Pressemitteilung
Die Präsidentin des Kammergerichts – Pressestelle der Berliner Strafgerichte -
Auf eine Jugendstrafe in Höhe von drei Jahren und sechs Monaten hat heute eine Jugendkammer des Landgerichts Berlin wegen Körperverletzungsdelikten und Beleidigung gegen den mittlerweile 20 Jahre alten Kaan U. erkannt. Zugleich beschloss die Kammer die Fortdauer der Untersuchungshaft.
Wütend und aggressiv sei U. am Mittag des 16. November 2007 gewesen, als ihm auf dem Gehweg in Berlin- Neukölln die 16 Jahre alte Schülerin K. begegnet sei. Eine Auseinandersetzung mit dem älteren Bruder – einzige familiäre Bezugsperson, nachdem die Eltern ihn bereits im jugendlichen Alter allein in der ehemaligen Familienwohnung in Neukölln zurückgelassen hatten und in die Türkei zurückgekehrt waren- hatte ihn nach den Feststellungen des Gerichts verärgert. Gegen Fahrzeuge habe er getreten, einen Ein-kaufswagen herumgeschleudert. Dies habe auch K. bemerkt und sei dem Angeklagten ausgewichen. Ohne Vorankündigung aber habe sie der Angeklagte, als er sich bereits in ihrem Rücken befunden habe, von hinten am Nacken gepackt, an den Haaren gezogen und sie festgehalten. „Steif vor Angst“ habe die Schülerin aufgeschrien, so die Vorsitzen-de in ihrer mündlichen Urteilsbegründung. Der Angeklagte aber habe sie zum Objekt sei-ner Aggressionen gemacht und diesen
freien Lauf gelassen: Er habe ein Messer gezückt und mit einer weit ausholenden Bewegung gleichsam wie eine Ohrfeige, in Richtung des Gesichtes der Geschädigten gestochen.
Kaan U., zum Tatzeitpunkt noch 18 Jahre alt, verletzte das zwei Jahre jüngere Mädchen schwer.

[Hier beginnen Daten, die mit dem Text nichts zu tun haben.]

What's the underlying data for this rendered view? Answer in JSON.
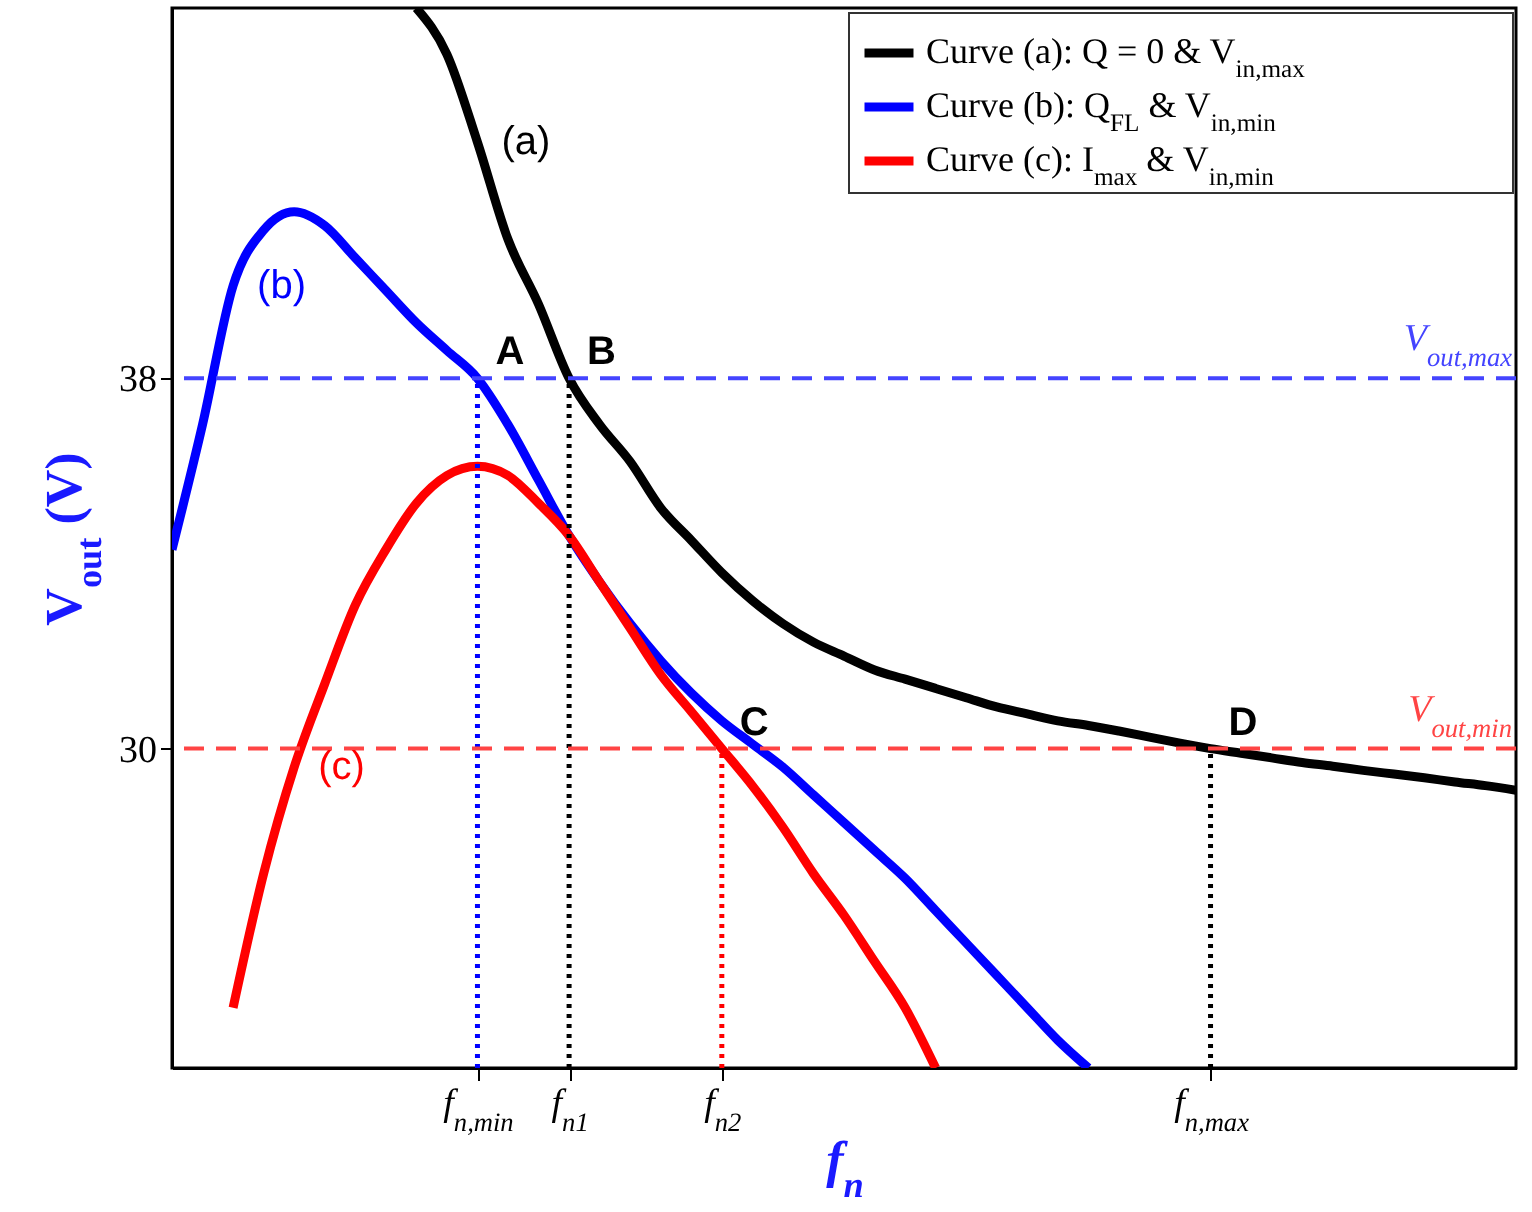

Sie erlitt eine klaffende Schnittwunde an der Oberlippe, eine Prellung der linken Gesichtshälfte, ein Hämatom am Auge und eine Gehirnerschütterung. Schwerwiegender noch die seelischen Folgen: Das plötzlich über sie hereinbrechende unausweichliche Geschehen, die Verletzung ihrer körperlichen Integrität, der sie sich schutzlos habe ausgeliefert gesehen, hätten bei der jungen Geschädigten andauernde Angstzustände und Albträume verursacht. Sie sei nach wie vor in ihrer Lebensführung beeinträchtigt.
Auch zwei weitere durch das Gericht zu beurteilende Taten richteten sich gegen Frauen. Am 5. Februar 2008 habe der Angeklagte eine Geschädigte, auch diese ihm völlig unbekannt, zunächst beschimpft und sie schließlich getreten. Am 23. April 2008 sei er in einer gegen ihn geführten Hauptverhandlung im Kriminalgericht Moabit aufgesprungen, habe eine Zeugin beschimpft und versucht, diese so einzuschüchtern, dass sie keine belastenden Angaben mache.
Ausreichende Hinweise für ein bestehendes pathologisches Verhältnis zu Frauen seien im Anschluss an die entsprechenden Ausführungen des psychiatrischen Sachverständigen indes nicht vorhanden, hieß es in der mündlichen Urteilsbegründung. Der Angeklagte sei keineswegs in seiner Steuerungsfähigkeit vermindert, sondern voll schuldfähig.
„Vernachlässigt von den Eltern“ habe er in den Tag hinein gelebt. Eine enge emotionale Bindung an andere Menschen existiere nicht. Er bilde eine erhebliche Gefährdung für seine Umwelt, und zwar auch für Personen, die ihm zufällig begegneten. Der intellektuell und emotional retardierte Angeklagte benötige dringend Unterstützung und müsse auf dem „langen und schwierigen Weg“, der vor ihm liege, Hilfe und Behandlung akzeptieren, erklärte die Vorsitzende.
Erzieherisch notwendig, aber unter dem Aspekt des gerechten Schuldausgleichs auch dringend geboten seien daher – bei dem vom Gesetzgeber vorgesehenen Strafrahmen von sechs Monaten bis zu fünf Jahren Jugendstrafe- die erkannten drei Jahre und sechs Monate Haft.
Das Urteil ist nicht rechtskräftig. Es kann binnen einer Woche mit dem Rechtsmittel der Revision zum Bundesgerichtshof angegriffen werden.